Aku mulai menghitung kembali berapa gaji ayah ibu, biaya untukku danadik-adik ku, rasanya kasihan ayah ibu jika harus menambah kiriman uang kost. Walau telah berusaha hidup seirit mungkin, tetap biaya hidup makin lama makin mahal. Kapan ya aku bisa membantu menambah uang untuk kuliah? Aku makin merenung untuk mencoba mencari jalan keluar. Besoknya teman-teman berkumpul sambil menunggu jam kuliah dimulai. Tak lama kemudian terlihat mbak Sinta, senior dua tingkat di atasku mendekat. “Kudengar kalian mau cari kontrakan ya?” kata mbak Sinta. “Iya mbak, ” kami menjawab hampir bersamaan. “Kusarankan kalian jangan mengontrak rumah. Karena nanti kalian akan banyak mendapat tamu, baik dari teman-teman yang datang untuk keperluan belajar atau lainnya, tapi tak bisa menolak. Apalagi daerah Babakan masih termasuk kampung, yang aturannya masih ketat, bagaiamana nanti jika kalian harus praktikum dan baru selesai malam hari? Nanti akan menjadi omongan tetangga dan kalian akan terganggu belajarnya,” Mbak Sinta menjelaskan. “Jika ada ibu kost, paling tidak kalian bisa mengatakan bahwa aturan di tempat kost ketat, tak boleh menerima tamu melebihi jam 9 malam,” kata mbak Sinta melanjutkan.

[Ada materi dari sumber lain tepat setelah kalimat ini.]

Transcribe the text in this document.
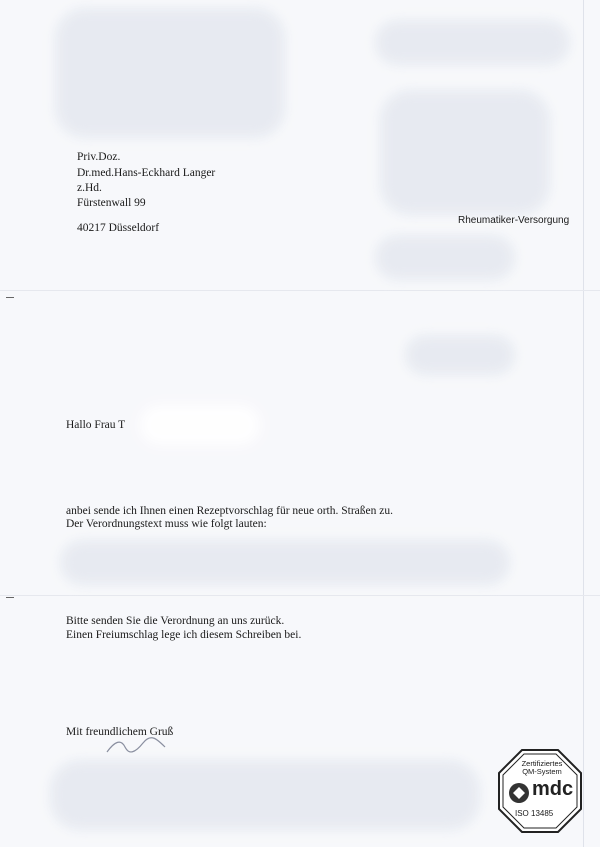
Priv.Doz.
Dr.med.Hans-Eckhard Langer
z.Hd.
Fürstenwall 99
40217 Düsseldorf
Rheumatiker-Versorgung
Hallo Frau T
anbei sende ich Ihnen einen Rezeptvorschlag für neue orth. Straßen zu.
Der Verordnungstext muss wie folgt lauten:
Bitte senden Sie die Verordnung an uns zurück.
Einen Freiumschlag lege ich diesem Schreiben bei.
Mit freundlichem Gruß
Zertifiziertes QM-System
mdc
ISO 13485
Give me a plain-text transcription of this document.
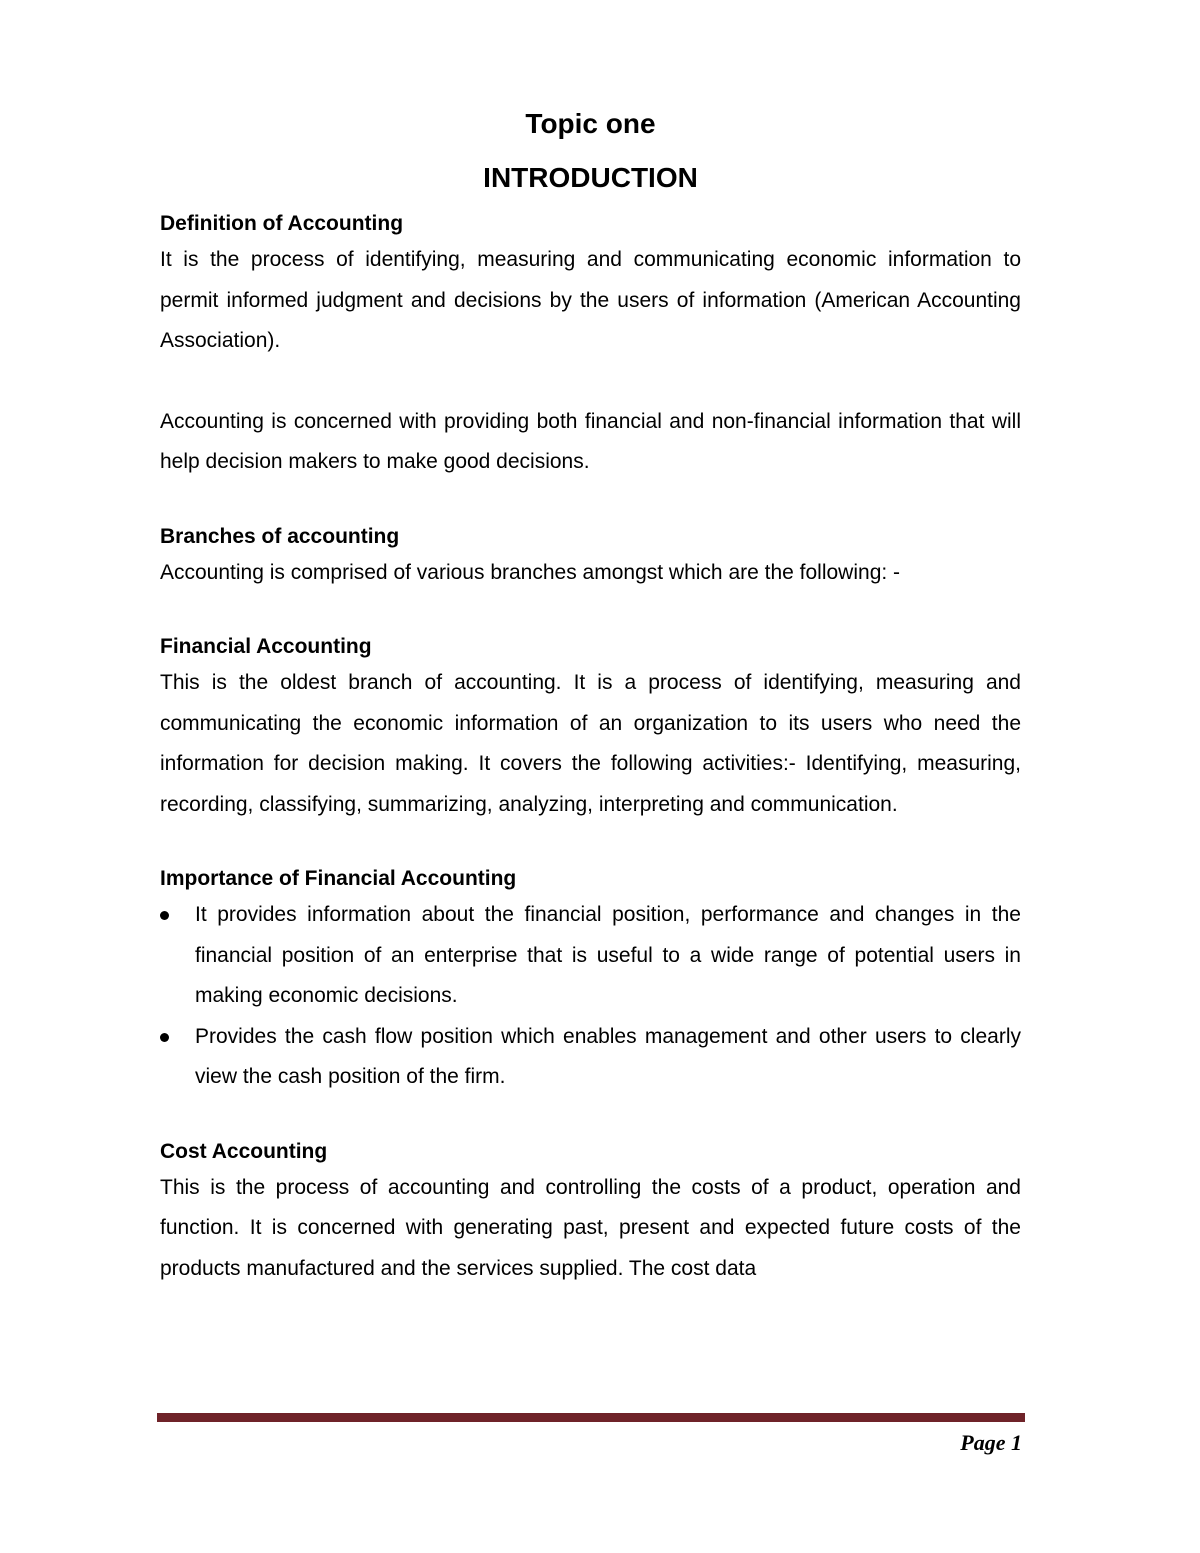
Topic one
INTRODUCTION
Definition of Accounting

It is the process of identifying, measuring and communicating economic information to permit informed judgment and decisions by the users of information (American Accounting Association).

Accounting is concerned with providing both financial and non-financial information that will help decision makers to make good decisions.

Branches of accounting

Accounting is comprised of various branches amongst which are the following: -

Financial Accounting

This is the oldest branch of accounting. It is a process of identifying, measuring and communicating the economic information of an organization to its users who need the information for decision making. It covers the following activities:- Identifying, measuring, recording, classifying, summarizing, analyzing, interpreting and communication.

Importance of Financial Accounting
It provides information about the financial position, performance and changes in the financial position of an enterprise that is useful to a wide range of potential users in making economic decisions.
Provides the cash flow position which enables management and other users to clearly view the cash position of the firm.
Cost Accounting

This is the process of accounting and controlling the costs of a product, operation and function. It is concerned with generating past, present and expected future costs of the products manufactured and the services supplied. The cost data

Page 1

Seminggu kemudian surat ibu datang, menganjurkan agar aku tetap kost saja, apalagi tingkat TPB adalah masa yang masih merupakan penyesuaian, serta banyak yang di DO. Bukan rahasia lagi, jika dua tahun pertama adalah masa yang paling rawan. Jika telah melewati tingkat dua, tergantung dari kerajinan mahasiswa itu sendiri, ini menurut Guru Besar di kampus kami. Ibu, yang tahu aku suka malas makan sangat kawatir, karena kalau kontrak bersama teman-teman, makannya bisa tak teratur. Kalau di tempat kost, paling tidak makannya terurus. Nggak usah dipikirkan tentang kebutuhan kiriman uang, ibu dan bapak akan berusaha mencukupi kebutuhanmu, tulis ibu pada surat yang dikirimkannya.

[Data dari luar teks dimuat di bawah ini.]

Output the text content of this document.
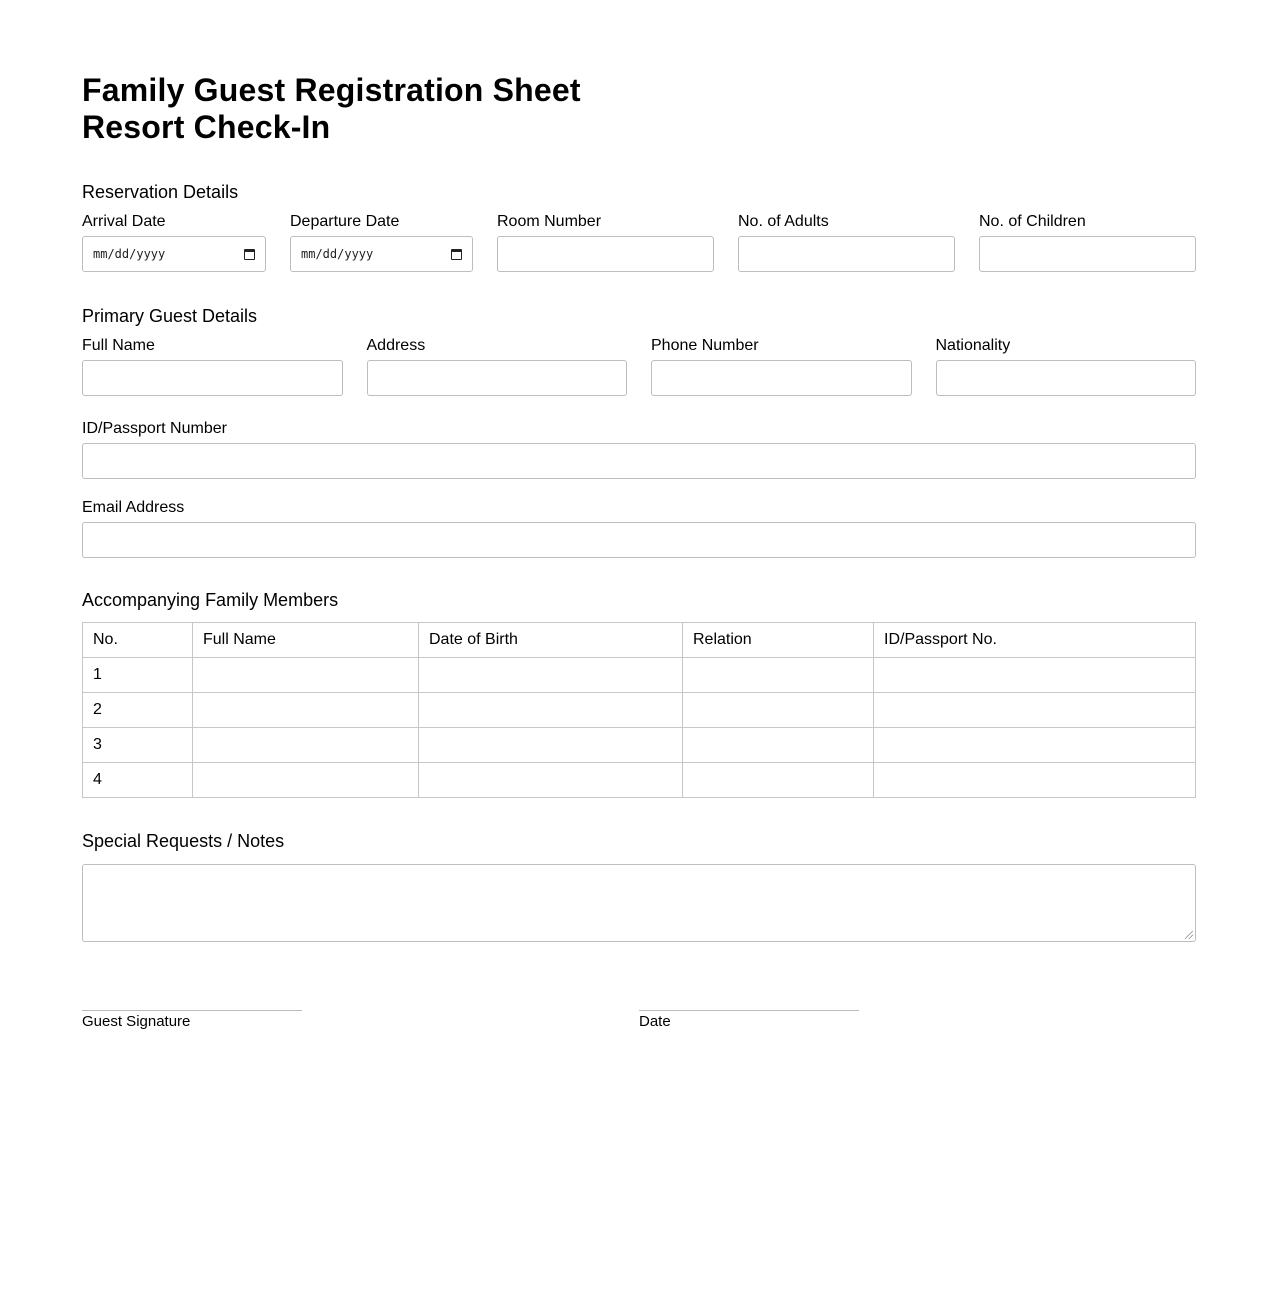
Family Guest Registration Sheet
Resort Check-In
Reservation Details
Arrival Date
mm/dd/yyyy
Departure Date
mm/dd/yyyy
Room Number	No. of Adults	No. of Children
Primary Guest Details
Full Name	Address	Phone Number	Nationality
ID/Passport Number
Email Address
Accompanying Family Members
No.	Full Name	Date of Birth	Relation	ID/Passport No.
1				
2				
3				
4				
Special Requests / Notes
Guest Signature	Date
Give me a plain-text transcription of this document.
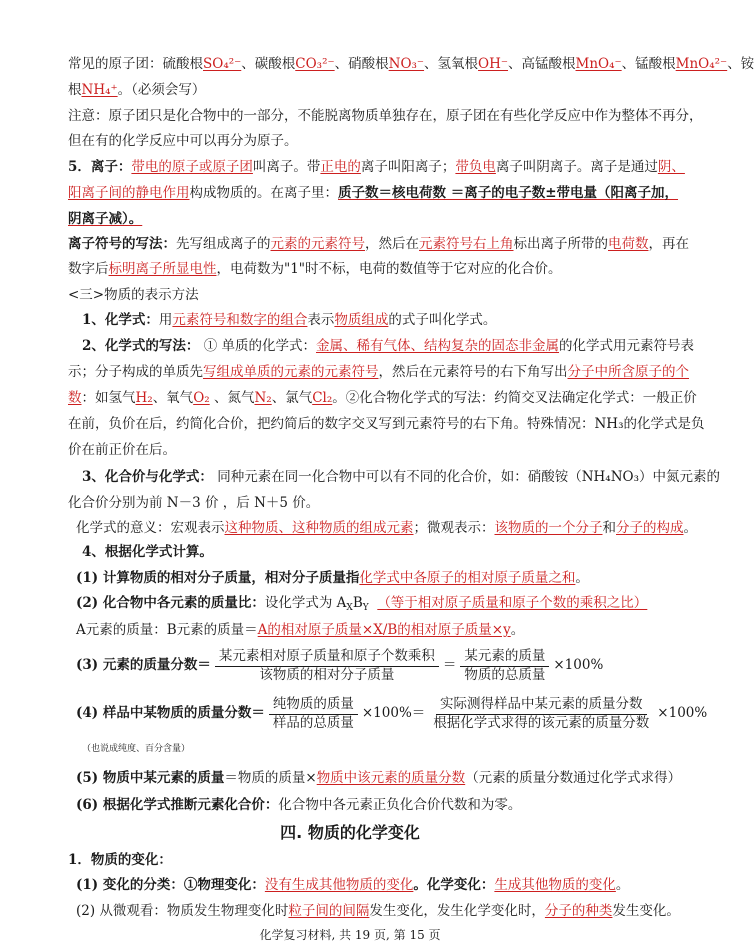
常见的原子团：硫酸根SO₄²⁻、碳酸根CO₃²⁻、硝酸根NO₃⁻、氢氧根OH⁻、高锰酸根MnO₄⁻、锰酸根MnO₄²⁻、铵
根NH₄⁺。（必须会写）
注意：原子团只是化合物中的一部分，不能脱离物质单独存在，原子团在有些化学反应中作为整体不再分，
但在有的化学反应中可以再分为原子。
5．离子：带电的原子或原子团叫离子。带正电的离子叫阳离子；带负电离子叫阴离子。离子是通过阴、
阳离子间的静电作用构成物质的。在离子里：质子数＝核电荷数 ＝离子的电子数±带电量（阳离子加，
阴离子减）。
离子符号的写法：先写组成离子的元素的元素符号，然后在元素符号右上角标出离子所带的电荷数，再在
数字后标明离子所显电性，电荷数为"1"时不标，电荷的数值等于它对应的化合价。
<三>物质的表示方法
1、化学式：用元素符号和数字的组合表示物质组成的式子叫化学式。
2、化学式的写法： ① 单质的化学式：金属、稀有气体、结构复杂的固态非金属的化学式用元素符号表
示；分子构成的单质先写组成单质的元素的元素符号，然后在元素符号的右下角写出分子中所含原子的个
数：如氢气H₂、氧气O₂ 、氮气N₂、氯气Cl₂。②化合物化学式的写法：约简交叉法确定化学式：一般正价
在前，负价在后，约简化合价，把约简后的数字交叉写到元素符号的右下角。特殊情况：NH₃的化学式是负
价在前正价在后。
3、化合价与化学式： 同种元素在同一化合物中可以有不同的化合价，如：硝酸铵（NH₄NO₃）中氮元素的
化合价分别为前 N－3 价 ，后 N＋5 价。
化学式的意义：宏观表示这种物质、这种物质的组成元素；微观表示：该物质的一个分子和分子的构成。
4、根据化学式计算。
(1) 计算物质的相对分子质量，相对分子质量指化学式中各原子的相对原子质量之和。
(2) 化合物中各元素的质量比：设化学式为 $A_XB_Y$ （等于相对原子质量和原子个数的乘积之比）
A元素的质量：B元素的质量＝A的相对原子质量×X/B的相对原子质量×y。
(3) 元素的质量分数＝ $\frac{\text{某元素相对原子质量和原子个数乘积}}{\text{该物质的相对分子质量}} = \frac{\text{某元素的质量}}{\text{物质的总质量}} \times 100\%$
(4) 样品中某物质的质量分数＝ $\frac{\text{纯物质的质量}}{\text{样品的总质量}} \times 100\%= \frac{\text{实际测得样品中某元素的质量分数}}{\text{根据化学式求得的该元素的质量分数}} \times 100\%$
（也说成纯度、百分含量）
(5) 物质中某元素的质量＝物质的质量×物质中该元素的质量分数（元素的质量分数通过化学式求得）
(6) 根据化学式推断元素化合价：化合物中各元素正负化合价代数和为零。
四. 物质的化学变化
1．物质的变化：
(1) 变化的分类：①物理变化：没有生成其他物质的变化。化学变化：生成其他物质的变化。
(2) 从微观看：物质发生物理变化时粒子间的间隔发生变化，发生化学变化时，分子的种类发生变化。
化学复习材料, 共 19 页, 第 15 页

Walau ibu telah menenteramkan hatiku, namun aku berjanji dalam hati untuk mencari jalan keluar. Tak terbayangkan bagaimana sulitnya kondisi keuangan keluargaku jika nanti adikku juga mulai kuliah di Perguruan Tinggi. Aku mulai bertanya-tanya tentang kemungkinan tinggal di asrama, apa persyaratannya. Persyaratan tinggal di asrama putri sebetulnya sederhana, asal orangtua tidak tinggal di kota tempatku kuliah, dan hanya mengisi form. Perasaan takut dan kawatir menggelayuti hatiku, terbayang harus tinggal bersama teman-teman dari berbagai daerah yang berbeda adat kebiasaan, apalagi aku berasal dari keluarga kecil, yang walau bukan orang kaya namun kehidupan keluarga sangat tenang. Ayah ibu sebagai guru, sangat memperhatikan anak-anaknya, dan rumah kami cukup besar di kampung sehingga terasa tenang. Namun aku juga mesti memikirkan kelanjutan sekolah adik-adik ku, agar biaya tak terlalu membebani ayah ibu.

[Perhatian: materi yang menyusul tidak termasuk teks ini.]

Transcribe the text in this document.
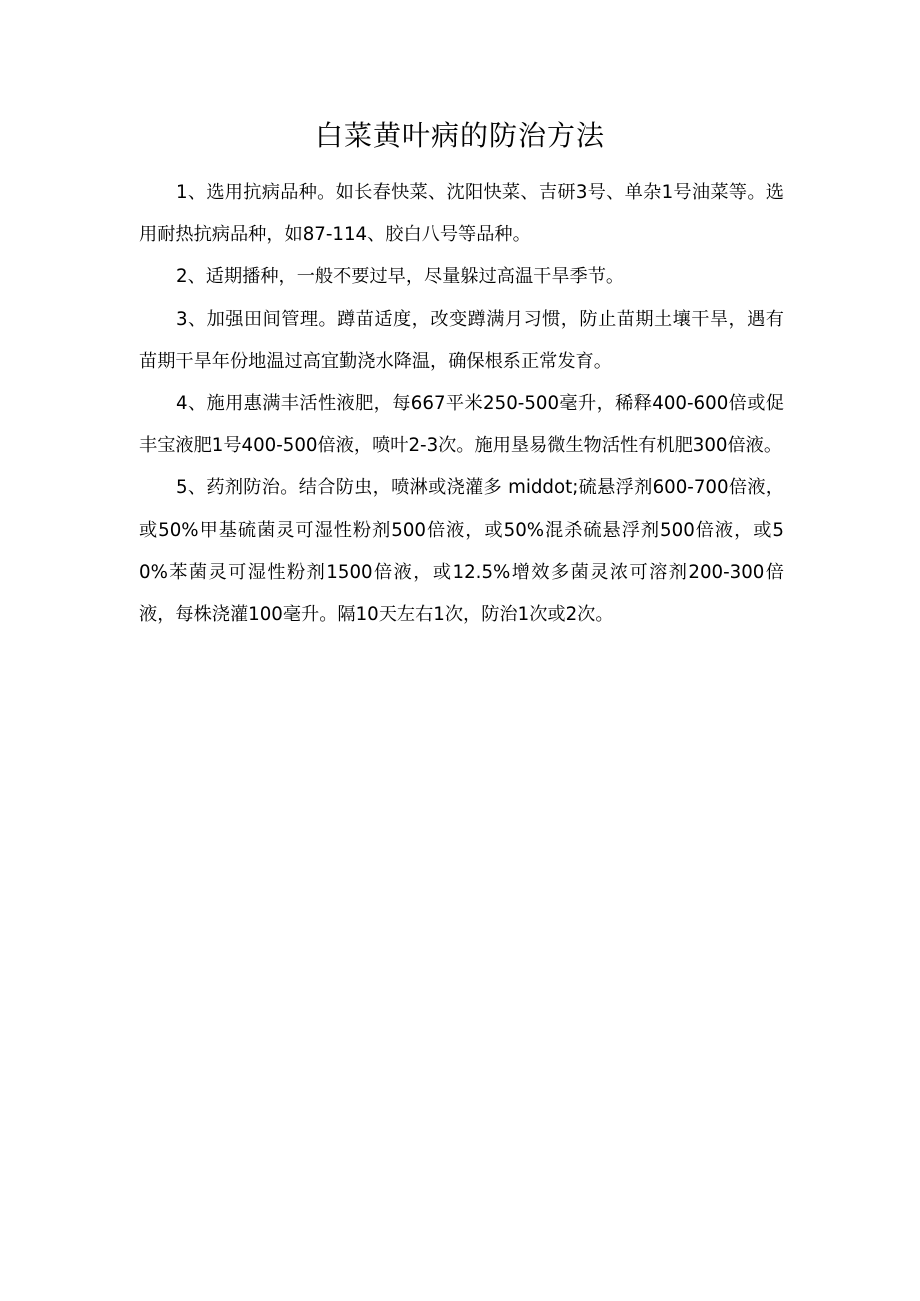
白菜黄叶病的防治方法

1、选用抗病品种。如长春快菜、沈阳快菜、吉研3号、单杂1号油菜等。选用耐热抗病品种，如87-114、胶白八号等品种。

2、适期播种，一般不要过早，尽量躲过高温干旱季节。

3、加强田间管理。蹲苗适度，改变蹲满月习惯，防止苗期土壤干旱，遇有苗期干旱年份地温过高宜勤浇水降温，确保根系正常发育。

4、施用惠满丰活性液肥，每667平米250-500毫升，稀释400-600倍或促丰宝液肥1号400-500倍液，喷叶2-3次。施用垦易微生物活性有机肥300倍液。

5、药剂防治。结合防虫，喷淋或浇灌多 middot;硫悬浮剂600-700倍液，或50%甲基硫菌灵可湿性粉剂500倍液，或50%混杀硫悬浮剂500倍液，或50%苯菌灵可湿性粉剂1500倍液，或12.5%增效多菌灵浓可溶剂200-300倍液，每株浇灌100毫升。隔10天左右1次，防治1次或2次。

Saat aku naik ke tingkat Sarjana Muda 1, pada awal semester 2 mendapat surat bahwa aku diterima masuk salah satu asrama putri. Hatiku berdebar, namun aku meyakinkan diri sendiri bahwa aku harus mampu. Di asrama putri ini tak ada ibu asrama, namun ada banyak bibi yang bertugas membantu membersihkan kamar, mencuci dan menyetrika baju, mengepel, serta memasak. Di asrama ini, walau ada dua bibi tukang masak, namun kami bergiliran masak untuk seluruh penghuni asrama. Setiap kamar mendapat giliran masak dua hari berturut-turut untuk memasak buat seluruh penghuni asrama yang berjumlah 50 orang. Agar murah, maka yang belanja adalah penghuni yang mendapat giliran, bisa dibayangkan jika pas kena giliran, kami berbelanja untuk dua hari, dan bemo akan penuh dengan barang belanjaan kami. Pada akhirnya masing-masing penghuni punya langganan di pasar, jadi kalau beli daging, oleh penjual sudah dipotong-potong dalam bentuk irisan kecil sehingga tidak sulit membaginya.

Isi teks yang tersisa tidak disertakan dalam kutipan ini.